The second challenge I had with funding was when I wanted to attend the Australasian Facilitators conference (2005). Three new people on the faculty were now in charge of co-ordinating the PhD funding. They had created a new policy which meant that our funding was now within the operating budget of the faculty, it was no longer discretionary, and any funding that we didn't use would no longer carry over each year. So down the funding drama hole I went! I sent out a global email to all other PhD students asking if they had any issues with this new policy like me.

Many agreed, however I got a very strong reaction from the faculty. They saw my approach as being adversarial and inappropriate. My supervisor saw my approach as acting out my issues with authority and un-cooperative. In the end it took several emails and 3 meetings to
organise the funding several months after the conference.
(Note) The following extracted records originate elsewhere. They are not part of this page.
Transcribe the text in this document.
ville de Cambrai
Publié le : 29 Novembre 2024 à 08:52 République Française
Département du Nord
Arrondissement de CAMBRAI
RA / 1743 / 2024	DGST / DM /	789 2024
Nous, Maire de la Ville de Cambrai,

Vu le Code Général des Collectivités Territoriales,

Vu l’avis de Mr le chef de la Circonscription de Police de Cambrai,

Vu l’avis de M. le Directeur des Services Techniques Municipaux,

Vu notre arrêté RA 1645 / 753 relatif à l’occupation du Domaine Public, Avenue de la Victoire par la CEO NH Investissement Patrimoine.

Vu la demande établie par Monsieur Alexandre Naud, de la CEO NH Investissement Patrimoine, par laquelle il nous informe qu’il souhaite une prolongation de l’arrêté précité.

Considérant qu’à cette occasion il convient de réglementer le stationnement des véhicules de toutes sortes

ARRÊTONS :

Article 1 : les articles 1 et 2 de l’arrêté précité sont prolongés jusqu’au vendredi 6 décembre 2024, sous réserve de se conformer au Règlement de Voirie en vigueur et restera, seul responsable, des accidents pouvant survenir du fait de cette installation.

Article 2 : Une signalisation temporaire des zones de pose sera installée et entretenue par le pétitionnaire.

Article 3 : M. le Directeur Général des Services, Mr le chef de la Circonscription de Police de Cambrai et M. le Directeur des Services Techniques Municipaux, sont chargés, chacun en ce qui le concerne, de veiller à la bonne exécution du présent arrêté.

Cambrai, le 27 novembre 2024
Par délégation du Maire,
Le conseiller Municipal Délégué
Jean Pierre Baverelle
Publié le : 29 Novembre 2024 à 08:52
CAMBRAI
The last challenge I had with funding was when I applied for funding for our Freeconference calls (the After Action review), and for our www.onlinestory.net website. Both of which were declined by a new acting head of faculty. Instead of getting into the drama this time, I thought "If I only I can take my own advice and apply some creativity here..." So after seeing about 8 different choices, I organised a meeting with the new acting head of faculty last Friday. We had a chat about my thesis and what the funding was for. Not only did he agree to fund the calls and the website, he also asked how else the faculty can help.

I called my supervisor after the meeting and reminded him of the story he'd told me and how my life seemed to be mirrored in the story.
"Do you remember how the story ends?" he asked.
"No...I can't quite remember". I said to him.
"The man goes for a walk....and chooses to walk down a different street". He replied.

So that's the powerful challenge in the story for me. How to create change in myself so that I see my wider choices and don't even go down that street. Each time I fall in the hole I learn something new about myself.